No costs will be taxed in this court in favor of either party.
In this opinion the other judges concurred.
NOTES
[1] "(1) Is the Act constitutional in that it requires in Section 7(a) (Sec. 1789c) that `each applicant for a license as a real estate broker shall post with the commissioner a bond in favor of the state with surety in the amount of two thousand five hundred dollars.'?
"(2) Is the Act constitutional in that it restricts in Section 7(b) (Sec. 1789c) that `No bond shall be accepted for filing unless it is with a surety company authorized to do business in this state.'?
"(3) Is the Act constitutional in that it requires in Section 9(d) (Sec. 1791c) that `No license shall be issued to any applicant until such applicant shall post with the commissioner the bond required by section 7 of this act.'?
"(4) Is the Act constitutional in that it provides in Section 2 (Sec. 1784c) that `This act shall not apply to ... service rendered by any attorney at law in the performance of his duties as such attorney at law.'?
"(5) Does the Act require in Section 5 (Sec. 1787c), particularly attorneys at law retained to collect rent for the use of real estate, or to negotiate a sale of real estate or to negotiate a loan secured by a mortgage as set out in Section 1 (1783c); to make application in writing for a license and to undergo a personal written examination as required by Section 6 (1788c) and to secure and pay for a license and a surety bond required by the Act, and if it does so require, is it constitutional?

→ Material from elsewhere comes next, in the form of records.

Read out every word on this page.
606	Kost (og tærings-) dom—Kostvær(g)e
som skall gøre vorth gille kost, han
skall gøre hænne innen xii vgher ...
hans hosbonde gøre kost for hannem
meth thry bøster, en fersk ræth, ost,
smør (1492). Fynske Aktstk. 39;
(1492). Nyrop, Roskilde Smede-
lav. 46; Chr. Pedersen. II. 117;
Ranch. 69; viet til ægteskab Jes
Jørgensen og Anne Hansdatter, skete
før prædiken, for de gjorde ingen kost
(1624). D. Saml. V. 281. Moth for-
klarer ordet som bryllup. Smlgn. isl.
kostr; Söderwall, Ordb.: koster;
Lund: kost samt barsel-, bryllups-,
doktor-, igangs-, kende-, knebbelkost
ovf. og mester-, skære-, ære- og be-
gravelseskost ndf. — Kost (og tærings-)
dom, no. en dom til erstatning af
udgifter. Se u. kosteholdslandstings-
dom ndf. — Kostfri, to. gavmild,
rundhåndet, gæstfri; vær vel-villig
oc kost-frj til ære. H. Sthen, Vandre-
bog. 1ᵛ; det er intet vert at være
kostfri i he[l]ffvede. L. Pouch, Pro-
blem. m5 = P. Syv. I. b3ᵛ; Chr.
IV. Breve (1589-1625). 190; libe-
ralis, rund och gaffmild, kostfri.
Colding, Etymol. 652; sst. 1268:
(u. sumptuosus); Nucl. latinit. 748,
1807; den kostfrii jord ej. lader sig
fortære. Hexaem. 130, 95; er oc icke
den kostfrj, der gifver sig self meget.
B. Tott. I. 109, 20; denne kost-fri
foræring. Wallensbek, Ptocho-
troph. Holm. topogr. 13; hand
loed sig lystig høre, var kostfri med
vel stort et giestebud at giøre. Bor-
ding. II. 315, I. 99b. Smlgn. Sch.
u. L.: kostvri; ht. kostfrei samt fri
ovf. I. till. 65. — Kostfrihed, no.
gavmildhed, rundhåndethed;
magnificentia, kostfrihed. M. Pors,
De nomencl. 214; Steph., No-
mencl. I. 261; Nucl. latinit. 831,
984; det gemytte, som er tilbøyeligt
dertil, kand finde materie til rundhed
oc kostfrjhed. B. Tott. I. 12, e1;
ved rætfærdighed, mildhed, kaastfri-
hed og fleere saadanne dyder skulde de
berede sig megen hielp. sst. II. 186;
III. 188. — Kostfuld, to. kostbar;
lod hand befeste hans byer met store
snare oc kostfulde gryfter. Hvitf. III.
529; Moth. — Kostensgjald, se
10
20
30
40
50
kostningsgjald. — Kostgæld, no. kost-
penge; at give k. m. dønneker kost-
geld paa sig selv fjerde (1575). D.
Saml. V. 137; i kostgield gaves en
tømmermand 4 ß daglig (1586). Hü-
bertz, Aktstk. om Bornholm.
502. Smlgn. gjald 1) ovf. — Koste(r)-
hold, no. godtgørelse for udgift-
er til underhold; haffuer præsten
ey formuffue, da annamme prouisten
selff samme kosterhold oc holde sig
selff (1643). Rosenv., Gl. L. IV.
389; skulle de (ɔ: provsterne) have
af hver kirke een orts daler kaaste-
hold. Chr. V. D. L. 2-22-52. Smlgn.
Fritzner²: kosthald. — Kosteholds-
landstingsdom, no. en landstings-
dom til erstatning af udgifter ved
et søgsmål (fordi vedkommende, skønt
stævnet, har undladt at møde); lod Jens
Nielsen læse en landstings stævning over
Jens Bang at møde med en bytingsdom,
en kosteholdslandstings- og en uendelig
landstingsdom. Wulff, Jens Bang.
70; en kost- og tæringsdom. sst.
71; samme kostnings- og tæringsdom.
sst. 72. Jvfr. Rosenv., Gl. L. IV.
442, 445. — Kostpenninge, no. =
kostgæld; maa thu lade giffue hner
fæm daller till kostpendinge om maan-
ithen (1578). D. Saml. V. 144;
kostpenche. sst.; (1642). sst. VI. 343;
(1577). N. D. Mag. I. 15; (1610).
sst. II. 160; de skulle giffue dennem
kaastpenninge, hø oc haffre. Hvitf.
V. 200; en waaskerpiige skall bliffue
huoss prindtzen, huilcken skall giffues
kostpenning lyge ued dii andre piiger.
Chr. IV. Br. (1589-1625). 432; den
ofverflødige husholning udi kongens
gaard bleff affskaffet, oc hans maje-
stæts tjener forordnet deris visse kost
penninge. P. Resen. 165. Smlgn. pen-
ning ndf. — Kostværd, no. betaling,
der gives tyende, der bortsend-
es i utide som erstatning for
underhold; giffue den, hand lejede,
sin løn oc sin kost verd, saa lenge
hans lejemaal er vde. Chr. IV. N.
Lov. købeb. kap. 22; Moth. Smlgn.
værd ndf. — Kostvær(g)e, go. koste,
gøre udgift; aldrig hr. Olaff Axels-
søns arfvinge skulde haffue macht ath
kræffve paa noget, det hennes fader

"(6) Are the following sections of the Act, Section 1 (1783c); Section 2 (1784c); Section 3 (1785c); Section 4 (1786c); Section 5 (1787c); Section 6 (1788c); Section 7(a) (b) (1789c); Section 8 (1790c); Section 9(d) (1791c); Section 15 (1797c); Section 19 (1801c); Section 20 (1802c); Section 21 (1803c), unconstitutional under Article First, Section 1, 9, 10 and 12; Articles Second and Third of the Constitution of the State of Connecticut and Article XIV, Section 1 of the Amendments to the Constitution of the United States?"
[2] Alabama, Arizona, Arkansas, Georgia, Idaho, Kentucky, Louisiana, Maryland, Montana, Nevada, New Mexico, Ohio, Oklahoma, Utah, Virginia, and the District of Columbia.

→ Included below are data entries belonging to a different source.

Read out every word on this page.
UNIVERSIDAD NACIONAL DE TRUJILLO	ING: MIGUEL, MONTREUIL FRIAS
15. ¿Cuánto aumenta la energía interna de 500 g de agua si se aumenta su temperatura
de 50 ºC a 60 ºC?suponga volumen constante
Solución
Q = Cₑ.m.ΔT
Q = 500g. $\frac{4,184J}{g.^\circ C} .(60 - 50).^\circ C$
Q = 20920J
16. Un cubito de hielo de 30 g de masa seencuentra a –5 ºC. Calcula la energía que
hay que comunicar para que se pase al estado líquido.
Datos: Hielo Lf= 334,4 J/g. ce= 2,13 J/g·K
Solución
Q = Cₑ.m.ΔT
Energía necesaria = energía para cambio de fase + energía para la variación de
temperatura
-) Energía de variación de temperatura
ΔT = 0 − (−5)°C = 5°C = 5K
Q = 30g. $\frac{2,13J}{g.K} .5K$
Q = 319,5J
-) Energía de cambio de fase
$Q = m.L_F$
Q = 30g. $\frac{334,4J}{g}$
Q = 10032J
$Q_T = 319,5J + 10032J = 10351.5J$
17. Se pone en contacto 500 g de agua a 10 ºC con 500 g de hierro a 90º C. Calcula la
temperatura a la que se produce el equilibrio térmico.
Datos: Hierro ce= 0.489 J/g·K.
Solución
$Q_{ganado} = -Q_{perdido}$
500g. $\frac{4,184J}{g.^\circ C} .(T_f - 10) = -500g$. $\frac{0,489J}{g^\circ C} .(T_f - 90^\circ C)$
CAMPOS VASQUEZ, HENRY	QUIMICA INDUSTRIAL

[3] The following require the filing of a corporate surety bond: ALABAMA. Code Ann. tit. 46, § 311(5) (Sup. 1953); ARIZONA. Sess. Laws 1954, c. 97, § 2; ARKANSAS. Stat. Ann. § 71-1305 (Sup. 1951); DISTRICT OF COLUMBIA. Code Ann. § 45-1405 (1951); IDAHO. Code Ann. § 54-2010 (b) (1947); MARYLAND. Ann. Code art. 56, § 224 (b) (Sup. 1955); NEVADA. Comp. Laws § 6396.12 (Sup. 1949); NEW MEXICO. Stat. Ann. § 67-24-10 (1953); VIRGINIA. Code Ann. § 54-768 (1950).
States in which the bond need not be a corporate surety bond: GEORGIA. Sess. Laws, Nov.-Dec. 1953, p. 203; KENTUCKY. Rev. Stat. § 324.060 (1953); LOUISIANA. Rev. Stat. § 37-1447 (1950); MONTANA. Sess. Laws 1953, c. 150, § 1; OHIO. Rev. Code Ann. § 4735.12 (Baldwin 1953) (see Ops. Att'y Gen. p. 113 [1937], opining that a regulation requiring a surety company bond would violate the Ohio constitution); OKLAHOMA. Stat. tit. 59, § 848 (Sup. 1953); UTAH. Code Ann. § 61-2-6 (b) (1953).

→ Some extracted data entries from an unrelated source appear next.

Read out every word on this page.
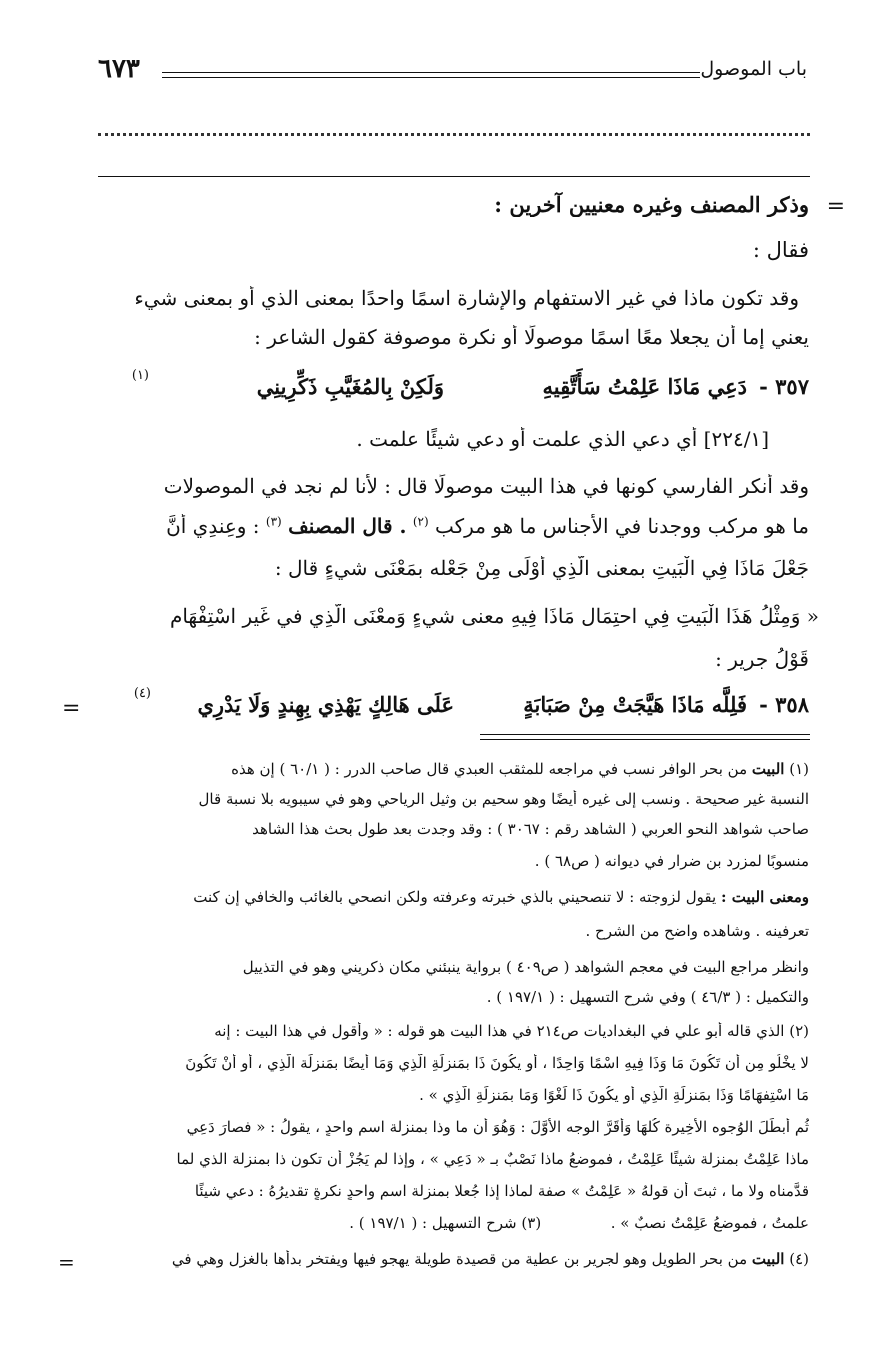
باب الموصول
٦٧٣
=
وذكر المصنف وغيره معنيين آخرين :
فقال :
وقد تكون ماذا في غير الاستفهام والإشارة اسمًا واحدًا بمعنى الذي أو بمعنى شيء
يعني إما أن يجعلا معًا اسمًا موصولًا أو نكرة موصوفة كقول الشاعر :
٣٥٧ -
دَعِي مَاذَا عَلِمْتُ سَأَتَّقِيهِ
وَلَكِنْ بِالمُغَيَّبِ ذَكِّرِينِي
(١)
[٢٢٤/١] أي دعي الذي علمت أو دعي شيئًا علمت .
وقد أنكر الفارسي كونها في هذا البيت موصولًا قال : لأنا لم نجد في الموصولات
ما هو مركب ووجدنا في الأجناس ما هو مركب $^{(٢)}$ . قال المصنف $^{(٣)}$ : وعِندِي أَنَّ
جَعْلَ مَاذَا فِي الْبَيتِ بمعنى الَّذِي أَوْلَى مِنْ جَعْله بمَعْنَى شيءٍ قال :
« وَمِثْلُ هَذَا الْبَيتِ فِي احتِمَالِ مَاذَا فِيهِ معنى شيءٍ وَمعْنَى الَّذِي في غَيرِ اسْتِفْهَامِ
قَوْلُ جرِيرٍ :
=	٣٥٨ -
فَلِلَّه مَاذَا هَيَّجَتْ مِنْ صَبَابَةٍ
عَلَى هَالِكٍ يَهْذِي بِهِندٍ وَلَا يَدْرِي
(٤)
(١) البيت من بحر الوافر نسب في مراجعه للمثقب العبدي قال صاحب الدرر : ( ٦٠/١ ) إن هذه
النسبة غير صحيحة . ونسب إلى غيره أيضًا وهو سحيم بن وثيل الرياحي وهو في سيبويه بلا نسبة قال
صاحب شواهد النحو العربي ( الشاهد رقم : ٣٠٦٧ ) : وقد وجدت بعد طول بحث هذا الشاهد
منسوبًا لمزرد بن ضرار في ديوانه ( ص٦٨ ) .
ومعنى البيت : يقول لزوجته : لا تنصحيني بالذي خبرته وعرفته ولكن انصحي بالغائب والخافي إن كنت
تعرفينه . وشاهده واضح من الشرح .
وانظر مراجع البيت في معجم الشواهد ( ص٤٠٩ ) برواية ينبئني مكان ذكريني وهو في التذييل
والتكميل : ( ٤٦/٣ ) وفي شرح التسهيل : ( ١٩٧/١ ) .
(٢) الذي قاله أبو علي في البغداديات ص٢١٤ في هذا البيت هو قوله : « وأقول في هذا البيت : إنه
لا يخْلُو مِن أن تَكُونَ مَا وَذَا فِيهِ اسْمًا وَاحِدًا ، أو يكُونَ ذَا بمَنزلَةِ الَّذِي وَمَا أَيضًا بمَنزلَة الَّذِي ، أو أَنْ تَكُونَ
مَا اسْتِفهَامًا وَذَا بمَنزلَةِ الَّذِي أَو يكُونَ ذَا لَغْوًا وَمَا بمَنزلَةِ الَّذِي » .
ثُم أَبطَلَ الوُجوه الأَخِيرة كُلهَا وَأَقَرَّ الوجه الأَوَّلَ : وَهُوَ أَن ما وذا بمنزلة اسم واحدٍ ، يقولُ : « فصارَ دَعِي
ماذا عَلِمْتُ بمنزلة شيئًا عَلِمْتُ ، فموضعُ ماذا نَصْبٌ بـ « دَعِي » ، وإذا لم يَجُزْ أن تكون ذا بمنزلة الذي لما
قدَّمناه ولا ما ، ثبتَ أن قولهُ « عَلِمْتُ » صفة لماذا إذا جُعلا بمنزلة اسم واحدٍ نكرةٍ تقديرُهُ : دعي شيئًا
علمتُ ، فموضعُ عَلِمْتُ نصبٌ » .  (٣) شرح التسهيل : ( ١٩٧/١ ) .
=	(٤) البيت من بحر الطويل وهو لجرير بن عطية من قصيدة طويلة يهجو فيها ويفتخر بدأها بالغزل وهي في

[4] The following cases deal with dishonest action on the part of the real estate brokers: Rathbun v. McLay, 76 Conn. 308, 56 A. 511; Mucke v. Solomon, 79 Conn. 297, 64 A. 738; Schleifenbaum v. Rundbaken, 81 Conn. 623, 71 A. 899; Herzog v. Cooke, 99 Conn. 366, 121 A. 868; Resnik v. Morganstern, 100 Conn. 38, 122 A. 910; Kurtz v. Farrington, 104 Conn. 257, 132 A. 540.